The Bottom-line:  we must change our work habits if we are to survive in this work-outcome environment

Personally, I never thought the work environment would reach some of the current depths it has today for so many people, but the impact of “digital” has not been very good, when it comes to the productivity and effectiveness of so many workers.  So many people are just burned out from picking up terrible digital work habits (and many at quite a young age).  So change how you work.  Just do it, and you’ll start to experience a very old feeling you’ve probably long forgotten:  job satisfaction.

Posted in : Design Thinking, HR Strategy, Sourcing Best Practises

Comment7

7 comments

Leave a Reply

Your email address will not be published. Required fields are marked *

  1. Phil,

    Great piece – these read like the new bible for how to manage your worklife and career. The more we worry about jobs being automated away and the future of the workplace, the more we need to focus on what we contribute, as opposed to legacy “effort based” time inputs,

    Andy

  2. Phil – this is what a well-meaning kick-in-the-backside feels like 🙂 While the fixes could seem like every day wisdom to some, I just want to remind folks that its all in the sustained execution. Considering how easy it is to drift back to ingrained, unproductive habits, having a consolidated reminder like this makes absolute sense. As for me, I am going to write the 5 productivity bullets at the end and stick it on the pin-board at my desk!

    Gopi

  3. Phil,

    Most business boils down to relationships and creativity. I am afraid email is a major killer of both. After implementing Agile we found reducing email to three sessions during the day (the first being after 3 hours of uninterrupted time on creative work) and picking up the phone to speak to people gave us a +300% increase in productivity and better relationships with colleagues. Most people at work are flitting between screens and projects – time to disconnect and focus on what is important, not ‘urgent’.

    Jason Comer

  4. Awesome article Phil.
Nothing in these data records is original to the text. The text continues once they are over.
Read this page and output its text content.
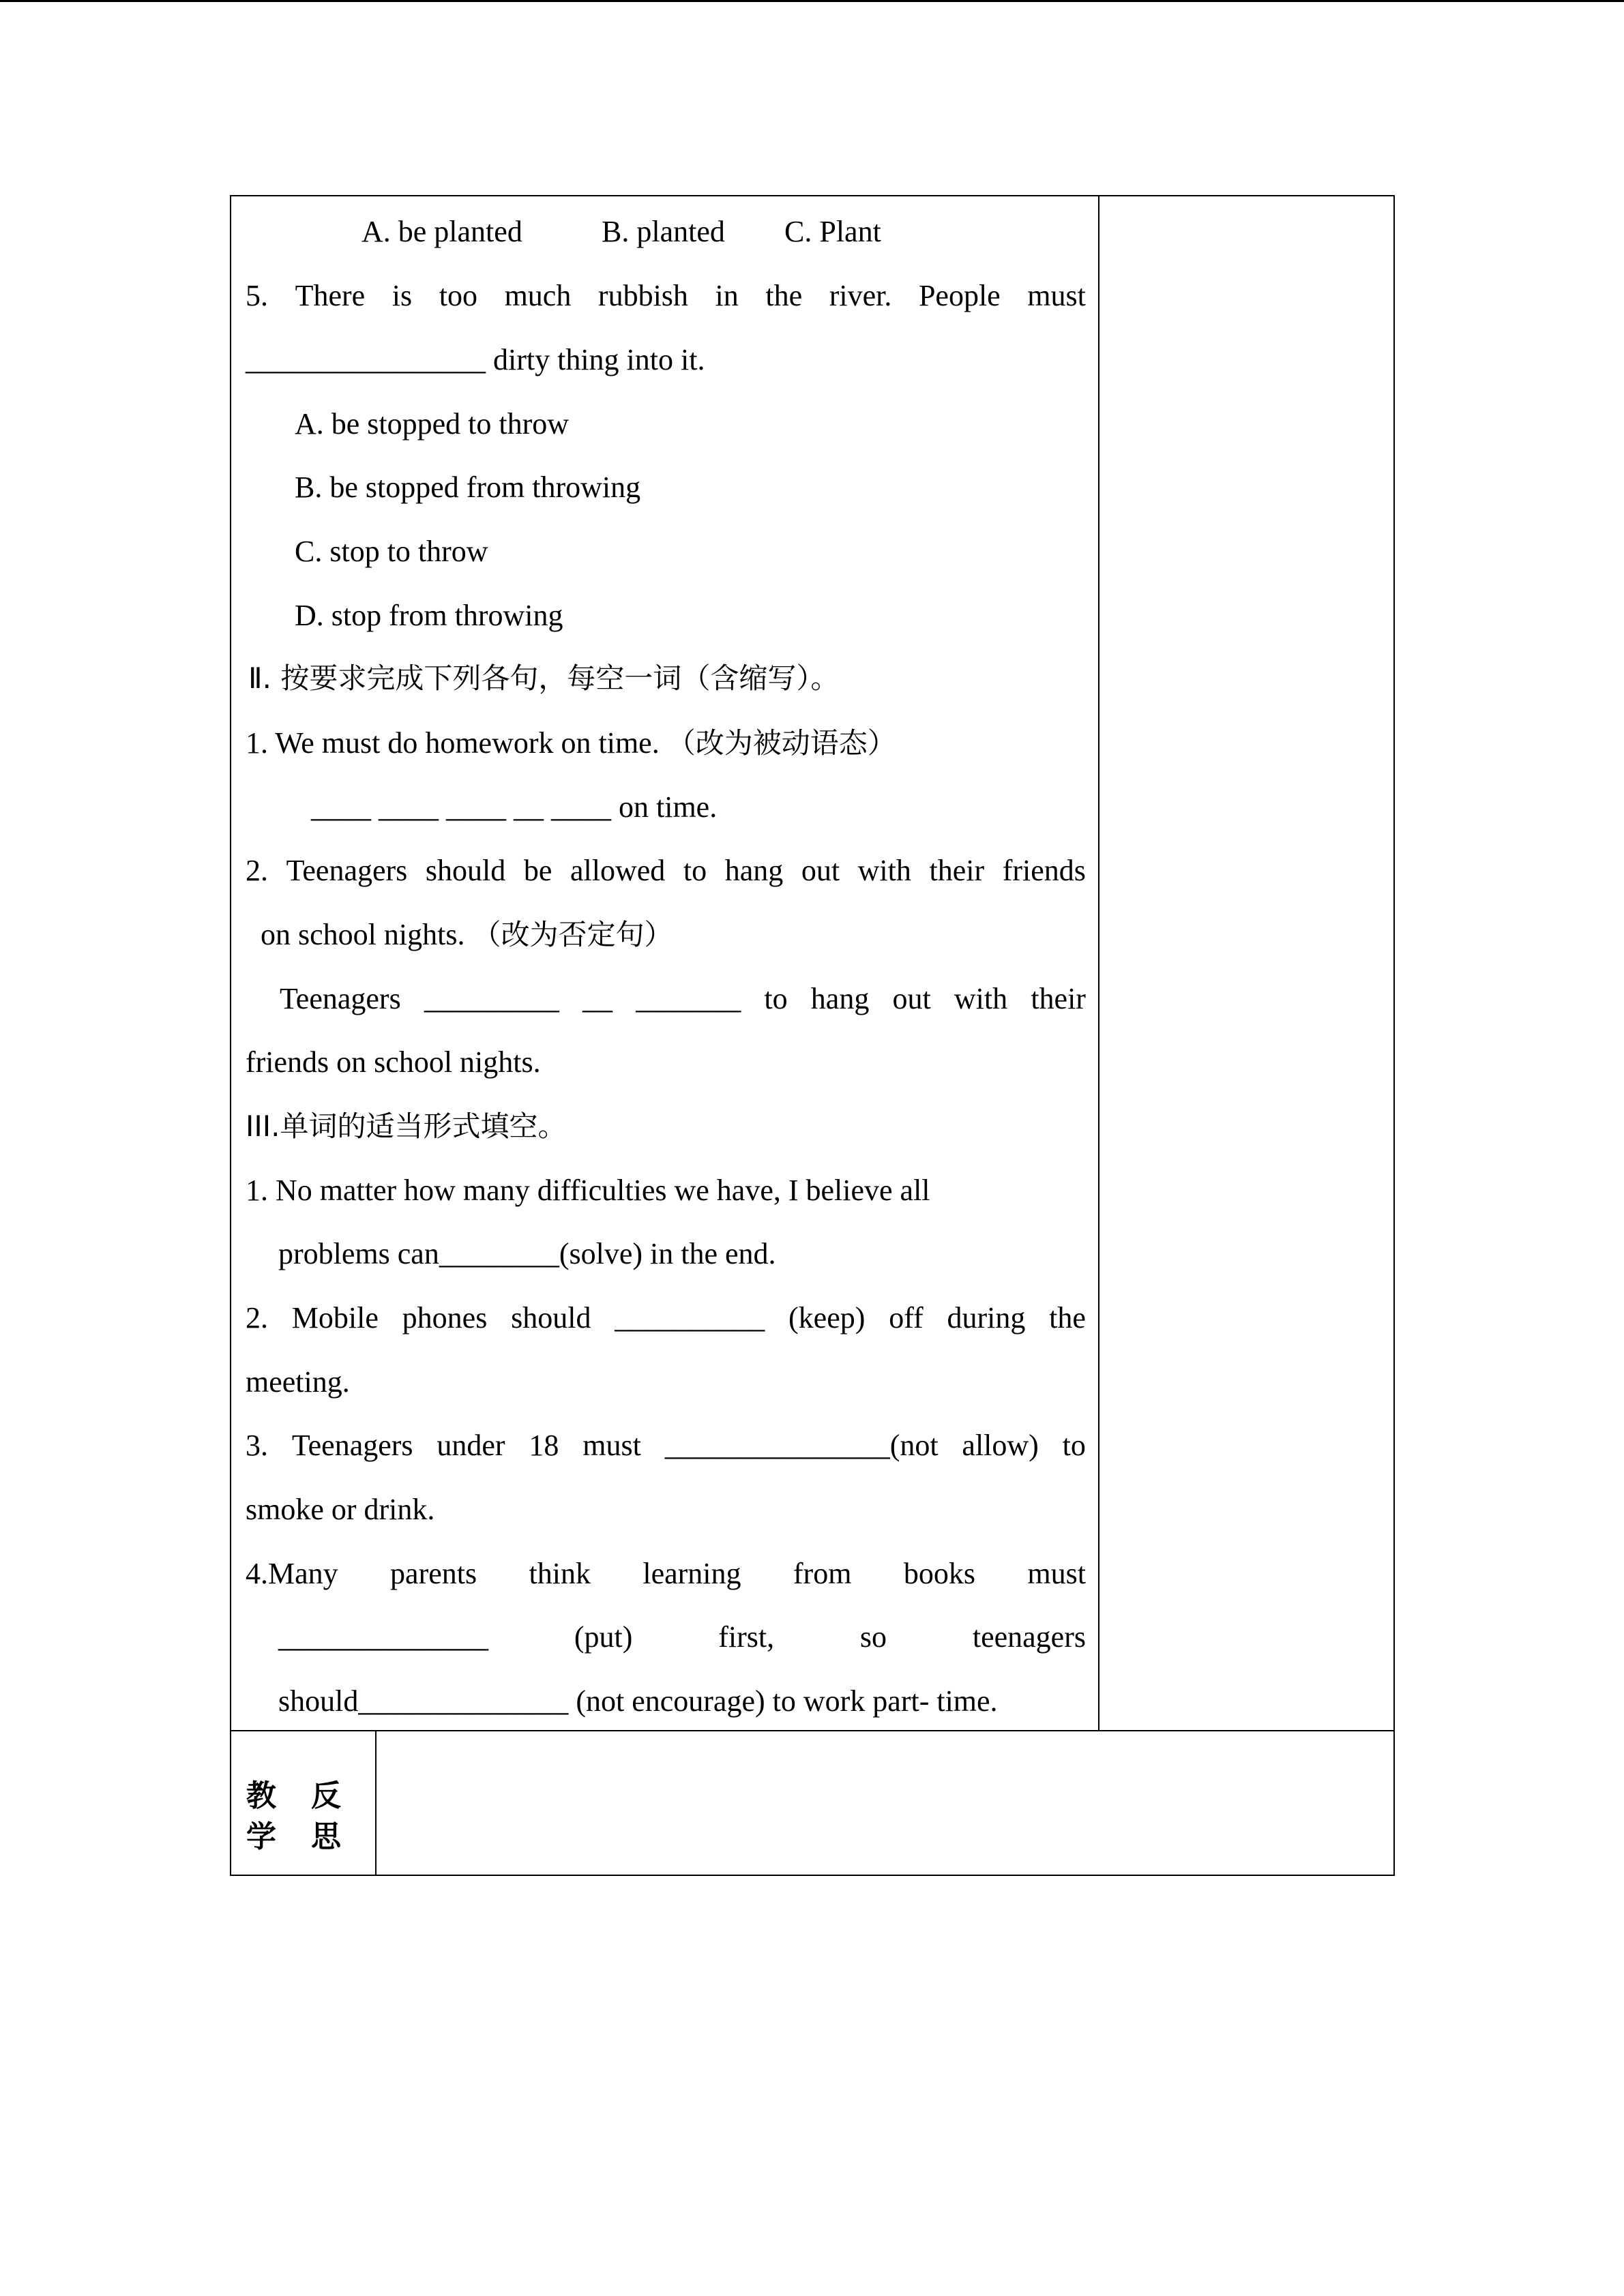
A. be planted	B. planted C. Plant
5. There is too much rubbish in the river. People must
________________ dirty thing into it.
A. be stopped to throw
B. be stopped from throwing
C. stop to throw
D. stop from throwing
Ⅱ. 按要求完成下列各句，每空一词（含缩写）。
1. We must do homework on time. （改为被动语态）
____ ____ ____ __ ____ on time.
2. Teenagers should be allowed to hang out with their friends
on school nights. （改为否定句）
Teenagers _________ __ _______ to hang out with their
friends on school nights.
III.单词的适当形式填空。
1. No matter how many difficulties we have, I believe all
problems can________(solve) in the end.
2. Mobile phones should __________ (keep) off during the
meeting.
3. Teenagers under 18 must _______________(not allow) to
smoke or drink.
4.Many parents think learning from books must
______________	(put)	first,	so	teenagers
should______________ (not encourage) to work part- time.
教 反
学 思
Agree with all the points. I’m off Facebook for almost 3 years now.

    However, too much reliance of performance measurement on only outcome may be too stressful for employees. In majority of the situations, the outcome is a result of many factors including the ones not in control of employees, at least at their levels. Reverse is also true, people getting benefits of just being at the right place/time with great outcomes and no significant contribution. Plus poorly defined outcomes (goals) with not so robust performance monitoring systems with no 360 degree mechanism doesn’t help.

    How do you propose a performance measurement mechanism that combines the realities of outcomes with efforts based-old school-legacy model.